“Metas desumanizam e adoecem”, diz psicólogo

27/05/2022 08:47

André Guerra, doutor em Psicologia Social e Institucional e psicólogo do Sindicato dos Bancários de Porto Alegre (RS), fala nesta entrevista concedida ao jornal Correio Bancário, do Sindibancários/ES, sobre o modelo de gestão nos bancos e o crescente quadro de adoecimento psíquico na categoria.

No atendimento a bancários, quais as queixas mais comuns em relação ao adoecimento psíquico?
Noto bancários cada vez mais jovens buscando atendimento. Jovens por idade, com menos de 30 anos, mas também com pouco tempo de banco. Às vezes pessoas que estão incapacitadas para o trabalho com cinco anos de banco. E os bancários não trazem uma questão individual propriamente, eles dizem “olha, eu não estou dando conta das metas, da pressão”. O que é mais impactante é que eles chegam destruídos na sua dignidade. A queixa, portanto, está vinculada à sensação de humilhação; eles chegam pequenos, se sentindo fracassados e incompetentes.

Como a gestão do trabalho e a pressão por metas afeta a saúde psíquica dos bancários?
Fiz há dois anos uma pesquisa sobre os métodos de avaliação de desempenho e tomei como exemplo o Trilhas, o mecanismo de avaliação do Itaú. Mas a natureza desses instrumentos é comum a todos os bancos. Eles são a principal técnica para gerenciar o trabalho bancário. À primeira vista, esses instrumentos parecem ser de quantificação de resultados, mas o objetivo não é apenas descrever os resultados obtidos, mas prescrever o desempenho dos bancários. E isso vem oculto. Quando o bancário se queixa das metas, ele faz referência à forma como as metas são exigidas. E essa forma é indissociável desses instrumentos de avaliação.

E como eles funcionam?
Eles têm uma lógica perversa, que é fazer com que os resultados sejam atingidos mediante o pânico daqueles que, por alguma razão, não alcançaram um desempenho.
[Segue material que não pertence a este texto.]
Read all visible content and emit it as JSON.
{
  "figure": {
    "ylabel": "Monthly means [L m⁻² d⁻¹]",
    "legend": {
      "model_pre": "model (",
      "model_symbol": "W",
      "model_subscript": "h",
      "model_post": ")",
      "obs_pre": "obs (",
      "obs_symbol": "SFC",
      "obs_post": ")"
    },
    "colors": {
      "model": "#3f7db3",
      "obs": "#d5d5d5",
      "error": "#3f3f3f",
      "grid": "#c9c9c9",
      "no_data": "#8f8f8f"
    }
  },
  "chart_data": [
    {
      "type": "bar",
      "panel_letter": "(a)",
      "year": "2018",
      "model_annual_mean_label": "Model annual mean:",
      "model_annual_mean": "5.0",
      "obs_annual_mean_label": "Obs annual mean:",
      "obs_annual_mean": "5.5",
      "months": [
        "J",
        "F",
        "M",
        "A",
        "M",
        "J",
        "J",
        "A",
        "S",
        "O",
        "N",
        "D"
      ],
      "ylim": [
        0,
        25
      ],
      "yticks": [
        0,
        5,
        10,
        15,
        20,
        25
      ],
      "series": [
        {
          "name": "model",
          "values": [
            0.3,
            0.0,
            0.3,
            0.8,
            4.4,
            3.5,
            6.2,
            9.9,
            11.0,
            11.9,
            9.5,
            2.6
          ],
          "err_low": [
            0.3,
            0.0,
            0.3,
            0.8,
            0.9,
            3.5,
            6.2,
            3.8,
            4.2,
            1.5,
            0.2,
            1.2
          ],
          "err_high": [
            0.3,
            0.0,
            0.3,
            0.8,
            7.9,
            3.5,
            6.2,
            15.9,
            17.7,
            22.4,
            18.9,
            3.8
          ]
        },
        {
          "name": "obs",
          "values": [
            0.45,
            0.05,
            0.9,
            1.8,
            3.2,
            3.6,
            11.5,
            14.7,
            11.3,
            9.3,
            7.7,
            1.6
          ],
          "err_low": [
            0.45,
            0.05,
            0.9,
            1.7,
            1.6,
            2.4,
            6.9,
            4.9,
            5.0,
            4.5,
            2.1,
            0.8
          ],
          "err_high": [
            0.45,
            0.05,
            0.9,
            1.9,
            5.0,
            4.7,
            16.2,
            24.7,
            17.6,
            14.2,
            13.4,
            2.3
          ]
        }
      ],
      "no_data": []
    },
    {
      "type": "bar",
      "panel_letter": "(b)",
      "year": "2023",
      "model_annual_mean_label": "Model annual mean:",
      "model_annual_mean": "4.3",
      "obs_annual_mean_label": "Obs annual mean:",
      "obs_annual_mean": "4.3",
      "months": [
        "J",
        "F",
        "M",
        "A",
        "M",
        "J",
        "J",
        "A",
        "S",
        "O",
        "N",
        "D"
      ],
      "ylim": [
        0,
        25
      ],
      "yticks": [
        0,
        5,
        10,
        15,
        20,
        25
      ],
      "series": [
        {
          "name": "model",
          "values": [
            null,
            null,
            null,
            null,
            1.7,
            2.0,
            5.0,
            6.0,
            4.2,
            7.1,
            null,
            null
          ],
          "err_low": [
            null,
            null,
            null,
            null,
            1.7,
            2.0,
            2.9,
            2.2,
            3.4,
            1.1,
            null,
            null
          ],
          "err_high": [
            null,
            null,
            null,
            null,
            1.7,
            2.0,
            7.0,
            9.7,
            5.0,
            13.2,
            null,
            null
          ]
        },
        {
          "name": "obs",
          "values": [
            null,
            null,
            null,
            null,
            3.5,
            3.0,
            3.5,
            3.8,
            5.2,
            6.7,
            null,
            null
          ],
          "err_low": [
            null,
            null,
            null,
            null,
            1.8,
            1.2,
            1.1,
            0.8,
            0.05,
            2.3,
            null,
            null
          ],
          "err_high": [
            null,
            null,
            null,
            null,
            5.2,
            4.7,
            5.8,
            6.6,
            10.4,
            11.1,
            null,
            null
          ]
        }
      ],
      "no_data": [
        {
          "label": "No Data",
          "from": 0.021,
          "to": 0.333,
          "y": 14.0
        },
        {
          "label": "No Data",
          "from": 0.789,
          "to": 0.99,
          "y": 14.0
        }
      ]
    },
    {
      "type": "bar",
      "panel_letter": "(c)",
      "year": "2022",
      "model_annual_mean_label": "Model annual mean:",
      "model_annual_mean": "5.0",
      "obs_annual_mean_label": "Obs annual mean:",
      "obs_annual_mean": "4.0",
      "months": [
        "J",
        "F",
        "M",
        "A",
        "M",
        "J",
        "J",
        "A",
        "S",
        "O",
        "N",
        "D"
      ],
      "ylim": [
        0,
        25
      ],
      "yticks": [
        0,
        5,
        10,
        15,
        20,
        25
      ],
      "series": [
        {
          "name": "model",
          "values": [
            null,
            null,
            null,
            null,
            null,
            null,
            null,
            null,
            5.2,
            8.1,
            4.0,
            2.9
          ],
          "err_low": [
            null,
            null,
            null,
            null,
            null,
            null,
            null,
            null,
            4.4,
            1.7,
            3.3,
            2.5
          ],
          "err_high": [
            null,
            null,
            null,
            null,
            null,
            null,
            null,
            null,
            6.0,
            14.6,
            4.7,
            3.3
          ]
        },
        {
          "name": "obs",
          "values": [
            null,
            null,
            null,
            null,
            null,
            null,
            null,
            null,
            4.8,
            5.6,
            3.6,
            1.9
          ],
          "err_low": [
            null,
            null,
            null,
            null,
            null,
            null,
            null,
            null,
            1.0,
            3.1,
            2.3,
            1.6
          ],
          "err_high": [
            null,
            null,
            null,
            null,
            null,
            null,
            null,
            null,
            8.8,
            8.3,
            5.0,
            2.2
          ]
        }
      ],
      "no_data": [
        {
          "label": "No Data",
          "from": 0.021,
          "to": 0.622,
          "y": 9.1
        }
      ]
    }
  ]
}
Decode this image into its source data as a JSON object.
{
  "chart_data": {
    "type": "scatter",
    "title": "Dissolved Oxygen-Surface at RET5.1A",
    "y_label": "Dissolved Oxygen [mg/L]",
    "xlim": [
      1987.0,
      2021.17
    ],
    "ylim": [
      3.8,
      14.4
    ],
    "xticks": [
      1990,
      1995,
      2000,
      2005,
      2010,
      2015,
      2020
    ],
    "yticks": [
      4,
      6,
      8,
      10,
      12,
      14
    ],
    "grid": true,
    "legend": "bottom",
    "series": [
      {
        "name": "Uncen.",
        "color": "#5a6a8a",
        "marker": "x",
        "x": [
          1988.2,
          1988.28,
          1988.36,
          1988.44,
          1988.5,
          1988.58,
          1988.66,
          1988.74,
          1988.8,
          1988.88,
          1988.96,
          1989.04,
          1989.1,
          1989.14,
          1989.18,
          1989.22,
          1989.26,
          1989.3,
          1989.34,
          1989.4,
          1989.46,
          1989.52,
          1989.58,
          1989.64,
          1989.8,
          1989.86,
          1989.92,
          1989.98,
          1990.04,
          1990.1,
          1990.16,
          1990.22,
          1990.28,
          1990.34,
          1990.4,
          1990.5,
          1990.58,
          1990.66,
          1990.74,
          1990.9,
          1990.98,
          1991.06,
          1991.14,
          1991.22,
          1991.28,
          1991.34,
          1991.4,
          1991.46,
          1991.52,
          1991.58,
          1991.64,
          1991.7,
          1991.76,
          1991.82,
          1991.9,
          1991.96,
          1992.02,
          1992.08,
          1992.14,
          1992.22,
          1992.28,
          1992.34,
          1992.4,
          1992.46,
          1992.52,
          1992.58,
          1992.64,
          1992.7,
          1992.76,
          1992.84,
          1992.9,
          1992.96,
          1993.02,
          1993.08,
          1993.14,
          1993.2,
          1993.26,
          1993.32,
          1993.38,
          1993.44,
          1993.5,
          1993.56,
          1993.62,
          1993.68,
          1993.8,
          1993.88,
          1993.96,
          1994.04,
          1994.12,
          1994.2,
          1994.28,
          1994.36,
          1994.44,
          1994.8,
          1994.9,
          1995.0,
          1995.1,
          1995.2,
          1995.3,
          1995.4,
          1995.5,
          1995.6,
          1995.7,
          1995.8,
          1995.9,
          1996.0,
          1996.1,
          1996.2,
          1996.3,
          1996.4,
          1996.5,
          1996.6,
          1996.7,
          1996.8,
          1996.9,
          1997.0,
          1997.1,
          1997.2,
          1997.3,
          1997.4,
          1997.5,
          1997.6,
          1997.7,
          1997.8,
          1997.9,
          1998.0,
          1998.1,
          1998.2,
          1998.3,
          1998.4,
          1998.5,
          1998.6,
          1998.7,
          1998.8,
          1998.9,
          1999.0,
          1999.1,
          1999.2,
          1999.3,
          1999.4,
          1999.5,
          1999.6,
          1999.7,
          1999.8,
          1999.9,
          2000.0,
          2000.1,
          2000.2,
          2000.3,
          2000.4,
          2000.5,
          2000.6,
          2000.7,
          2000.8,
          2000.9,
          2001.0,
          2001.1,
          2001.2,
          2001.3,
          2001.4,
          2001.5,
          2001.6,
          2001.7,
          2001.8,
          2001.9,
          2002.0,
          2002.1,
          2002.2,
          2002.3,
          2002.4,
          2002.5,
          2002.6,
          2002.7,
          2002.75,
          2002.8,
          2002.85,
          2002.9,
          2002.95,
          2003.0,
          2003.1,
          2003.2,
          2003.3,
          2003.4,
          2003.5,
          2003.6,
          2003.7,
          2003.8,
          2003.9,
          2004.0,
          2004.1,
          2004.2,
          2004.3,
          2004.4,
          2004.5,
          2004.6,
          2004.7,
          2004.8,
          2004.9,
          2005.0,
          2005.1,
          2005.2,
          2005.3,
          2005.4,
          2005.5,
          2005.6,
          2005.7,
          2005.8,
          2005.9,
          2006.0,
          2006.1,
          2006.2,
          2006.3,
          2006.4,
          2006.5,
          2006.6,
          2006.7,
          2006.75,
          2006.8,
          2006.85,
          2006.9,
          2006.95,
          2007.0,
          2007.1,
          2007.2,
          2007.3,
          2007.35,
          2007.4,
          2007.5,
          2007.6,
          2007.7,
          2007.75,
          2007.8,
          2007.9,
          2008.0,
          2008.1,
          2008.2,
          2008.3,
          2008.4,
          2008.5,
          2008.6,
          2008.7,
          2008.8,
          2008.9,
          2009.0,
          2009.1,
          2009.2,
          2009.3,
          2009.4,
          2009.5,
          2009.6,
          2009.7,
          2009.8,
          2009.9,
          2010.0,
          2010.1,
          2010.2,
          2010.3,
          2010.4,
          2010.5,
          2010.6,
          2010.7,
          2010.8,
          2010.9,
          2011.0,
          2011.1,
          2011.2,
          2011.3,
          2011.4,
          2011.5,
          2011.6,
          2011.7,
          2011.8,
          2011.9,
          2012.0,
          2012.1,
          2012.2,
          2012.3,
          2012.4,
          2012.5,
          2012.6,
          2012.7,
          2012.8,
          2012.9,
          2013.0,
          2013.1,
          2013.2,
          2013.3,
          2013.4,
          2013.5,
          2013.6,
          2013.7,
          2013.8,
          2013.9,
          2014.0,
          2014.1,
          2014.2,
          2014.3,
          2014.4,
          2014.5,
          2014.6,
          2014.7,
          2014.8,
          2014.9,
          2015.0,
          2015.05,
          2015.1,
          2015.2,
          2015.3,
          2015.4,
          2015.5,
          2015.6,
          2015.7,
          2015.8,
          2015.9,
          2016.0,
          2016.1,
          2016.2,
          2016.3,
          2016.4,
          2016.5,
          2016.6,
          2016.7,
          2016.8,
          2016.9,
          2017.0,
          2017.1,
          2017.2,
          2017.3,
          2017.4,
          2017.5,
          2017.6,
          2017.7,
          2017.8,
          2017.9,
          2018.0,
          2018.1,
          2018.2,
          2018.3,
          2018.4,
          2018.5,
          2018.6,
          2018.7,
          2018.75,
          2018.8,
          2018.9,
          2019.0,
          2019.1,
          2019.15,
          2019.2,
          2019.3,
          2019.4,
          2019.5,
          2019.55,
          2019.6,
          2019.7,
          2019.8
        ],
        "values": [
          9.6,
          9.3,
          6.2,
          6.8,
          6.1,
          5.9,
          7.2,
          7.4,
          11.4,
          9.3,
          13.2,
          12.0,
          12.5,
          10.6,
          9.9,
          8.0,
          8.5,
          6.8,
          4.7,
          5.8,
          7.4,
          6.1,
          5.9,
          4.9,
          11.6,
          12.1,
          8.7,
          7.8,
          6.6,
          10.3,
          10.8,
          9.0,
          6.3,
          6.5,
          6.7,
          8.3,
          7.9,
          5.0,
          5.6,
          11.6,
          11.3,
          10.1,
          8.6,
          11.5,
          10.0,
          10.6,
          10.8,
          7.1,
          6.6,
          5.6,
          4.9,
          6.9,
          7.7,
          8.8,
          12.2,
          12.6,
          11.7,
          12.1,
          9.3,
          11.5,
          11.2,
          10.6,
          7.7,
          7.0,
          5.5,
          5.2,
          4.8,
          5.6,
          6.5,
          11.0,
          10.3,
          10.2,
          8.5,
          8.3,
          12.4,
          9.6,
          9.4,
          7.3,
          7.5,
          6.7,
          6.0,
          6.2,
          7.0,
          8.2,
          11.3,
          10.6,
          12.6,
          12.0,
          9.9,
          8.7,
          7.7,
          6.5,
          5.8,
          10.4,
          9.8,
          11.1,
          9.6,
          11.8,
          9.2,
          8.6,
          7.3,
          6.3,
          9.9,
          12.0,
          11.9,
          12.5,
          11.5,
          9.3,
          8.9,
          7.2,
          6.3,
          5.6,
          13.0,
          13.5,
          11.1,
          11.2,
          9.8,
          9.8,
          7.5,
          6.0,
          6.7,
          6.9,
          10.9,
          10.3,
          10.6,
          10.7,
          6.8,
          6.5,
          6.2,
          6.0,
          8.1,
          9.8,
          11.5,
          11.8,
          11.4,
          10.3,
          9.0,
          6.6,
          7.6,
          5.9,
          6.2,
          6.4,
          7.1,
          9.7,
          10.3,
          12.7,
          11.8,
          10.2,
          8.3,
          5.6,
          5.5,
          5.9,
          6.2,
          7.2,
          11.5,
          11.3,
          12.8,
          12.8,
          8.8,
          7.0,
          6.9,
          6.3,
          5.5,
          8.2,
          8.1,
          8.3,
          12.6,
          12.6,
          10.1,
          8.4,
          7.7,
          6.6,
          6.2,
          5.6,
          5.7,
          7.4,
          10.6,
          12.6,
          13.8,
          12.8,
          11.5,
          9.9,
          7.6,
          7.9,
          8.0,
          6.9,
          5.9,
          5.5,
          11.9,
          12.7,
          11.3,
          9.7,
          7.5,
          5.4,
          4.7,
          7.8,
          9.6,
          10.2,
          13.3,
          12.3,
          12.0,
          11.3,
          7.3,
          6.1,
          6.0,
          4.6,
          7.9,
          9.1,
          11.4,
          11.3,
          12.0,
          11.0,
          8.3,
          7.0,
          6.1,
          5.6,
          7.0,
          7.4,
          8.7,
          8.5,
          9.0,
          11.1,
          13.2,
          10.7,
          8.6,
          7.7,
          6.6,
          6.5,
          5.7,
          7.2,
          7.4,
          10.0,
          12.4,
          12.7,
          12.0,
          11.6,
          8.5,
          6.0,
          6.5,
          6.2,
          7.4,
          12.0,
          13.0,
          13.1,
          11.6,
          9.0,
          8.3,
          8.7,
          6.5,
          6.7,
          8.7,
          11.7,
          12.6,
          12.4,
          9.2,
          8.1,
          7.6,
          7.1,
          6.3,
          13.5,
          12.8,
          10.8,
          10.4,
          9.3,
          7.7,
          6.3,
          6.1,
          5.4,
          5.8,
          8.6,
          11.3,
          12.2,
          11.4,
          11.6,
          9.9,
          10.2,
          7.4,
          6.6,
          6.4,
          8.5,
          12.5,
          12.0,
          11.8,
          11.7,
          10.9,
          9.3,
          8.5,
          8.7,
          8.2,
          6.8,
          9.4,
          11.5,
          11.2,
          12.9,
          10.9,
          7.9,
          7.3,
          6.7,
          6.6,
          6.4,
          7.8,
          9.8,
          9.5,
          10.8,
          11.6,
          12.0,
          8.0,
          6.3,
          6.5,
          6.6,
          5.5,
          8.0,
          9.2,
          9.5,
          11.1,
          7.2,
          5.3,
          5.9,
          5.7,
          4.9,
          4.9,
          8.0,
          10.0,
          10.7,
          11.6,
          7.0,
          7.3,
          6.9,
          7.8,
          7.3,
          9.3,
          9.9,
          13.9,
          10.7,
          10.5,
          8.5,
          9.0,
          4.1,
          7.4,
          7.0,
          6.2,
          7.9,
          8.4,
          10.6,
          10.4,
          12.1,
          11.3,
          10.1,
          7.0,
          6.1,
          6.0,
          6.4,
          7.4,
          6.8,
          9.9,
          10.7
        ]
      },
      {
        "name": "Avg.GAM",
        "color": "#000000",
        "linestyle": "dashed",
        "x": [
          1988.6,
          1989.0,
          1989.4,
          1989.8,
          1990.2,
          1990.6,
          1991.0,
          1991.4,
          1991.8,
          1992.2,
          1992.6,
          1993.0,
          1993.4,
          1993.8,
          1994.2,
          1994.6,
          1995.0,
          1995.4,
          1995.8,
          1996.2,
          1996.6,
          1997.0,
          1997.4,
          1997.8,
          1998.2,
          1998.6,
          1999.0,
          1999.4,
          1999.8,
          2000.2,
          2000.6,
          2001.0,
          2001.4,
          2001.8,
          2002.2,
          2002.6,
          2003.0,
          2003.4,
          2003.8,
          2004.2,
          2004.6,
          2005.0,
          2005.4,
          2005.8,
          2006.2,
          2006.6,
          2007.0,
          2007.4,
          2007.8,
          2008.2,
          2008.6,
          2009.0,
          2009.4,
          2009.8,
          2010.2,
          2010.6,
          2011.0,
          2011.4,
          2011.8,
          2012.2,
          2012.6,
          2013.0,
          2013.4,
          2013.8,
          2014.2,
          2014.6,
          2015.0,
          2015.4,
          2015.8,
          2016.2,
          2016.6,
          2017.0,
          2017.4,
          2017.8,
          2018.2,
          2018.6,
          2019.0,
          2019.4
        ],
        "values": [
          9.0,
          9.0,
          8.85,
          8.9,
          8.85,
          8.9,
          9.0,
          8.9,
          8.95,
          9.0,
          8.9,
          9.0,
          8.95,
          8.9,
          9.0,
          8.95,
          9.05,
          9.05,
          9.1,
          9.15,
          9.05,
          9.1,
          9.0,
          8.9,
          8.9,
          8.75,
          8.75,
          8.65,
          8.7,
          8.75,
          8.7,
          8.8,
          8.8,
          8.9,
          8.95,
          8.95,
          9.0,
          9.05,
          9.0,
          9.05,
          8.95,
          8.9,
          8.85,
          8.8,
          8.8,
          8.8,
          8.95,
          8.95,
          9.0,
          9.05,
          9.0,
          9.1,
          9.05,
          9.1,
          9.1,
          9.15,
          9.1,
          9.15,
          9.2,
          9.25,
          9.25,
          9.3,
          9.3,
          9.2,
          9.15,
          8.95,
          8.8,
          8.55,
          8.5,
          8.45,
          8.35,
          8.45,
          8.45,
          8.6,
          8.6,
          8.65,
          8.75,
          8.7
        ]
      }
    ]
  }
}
E a situação fica mais drástica porque o próprio desenho desses instrumentos exige que uma porcentagem de bancários seja excluída dos bons resultados. Não é que os bancários estão com dificuldade de bater a meta; é que os instrumentos criam obstáculos para que nem todas as pessoas atinjam as metas. No Trilhas, o mecanismo exigia que, no mínimo, 15% do grupo fosse classificado com uma performance baixa, independentemente dos resultados atingidos. Por outro lado, a quantidade de bancários com performance excelente era limitada a 50%. Ao fazer isso, você cria entre os colegas não mais uma competição para bater as metas, é pior, é uma competição para ver quem será o excluído. A essência desse mecanismo de gestão está em desumanizar as pessoas, exigindo delas, para sobreviver, condutas abjetas para consigo e para com os colegas.

Há uma consciência de que os problemas emocionais vivenciados por esses trabalhadores podem estar relacionados ao trabalho?
Todos esses bancários têm algum nível de consciência, mas algumas coisas não dependem só deles. Ele é bombardeado todos os dias de que a causa e a resolução dos seus problemas são individuais. Então, apesar de ter um nível de consciência, esse trabalhador está confuso, como se não soubesse se deveria acreditar naquilo que sente e vivencia. O que percebo centralmente é uma naturalização da exploração. Qual o pensamento? “Eu estou sofrendo, sendo explorado, mas quem não está? Todos ao meu redor são explorados, isso é natural, pelo menos tenho um emprego que me remunera bem”. Também percebo bancários cada vez mais jovens, de origem humilde, que mencionam ser uma das primeiras pessoas da família a cursar o ensino superior, a ter um bom emprego, e isso faz com que eles valorizem ainda mais o que é oferecido pelos bancos, sem perceber que isso é à custa de sua própria saúde.

Além do apoio psicológico, o que mais é necessário para que o trabalhador recupere a saúde?
Esse espaço de atendimento e acolhimento pode ajudá-lo a entender o seu sofrimento e a natureza dele. E o bancário se abre para a possibilidade de que alguma coisa deve ser feita, que não simplesmente desenvolver métodos e recursos para suportar o que ele está vivendo. Nesse sentido, o processo de promoção da saúde também está relacionado com a conscientização. Quando a pessoa percebe que ela foi humilhada, que teve a saúde e a dignidade roubadas, vai perceber que aquilo que ele achava que o banco estava dando para ela, na verdade era ela que estava dando para o banco. Isso é um processo doloroso de conscientização, que gera revolta, e que precisa se encaminhar para alguma forma de luta.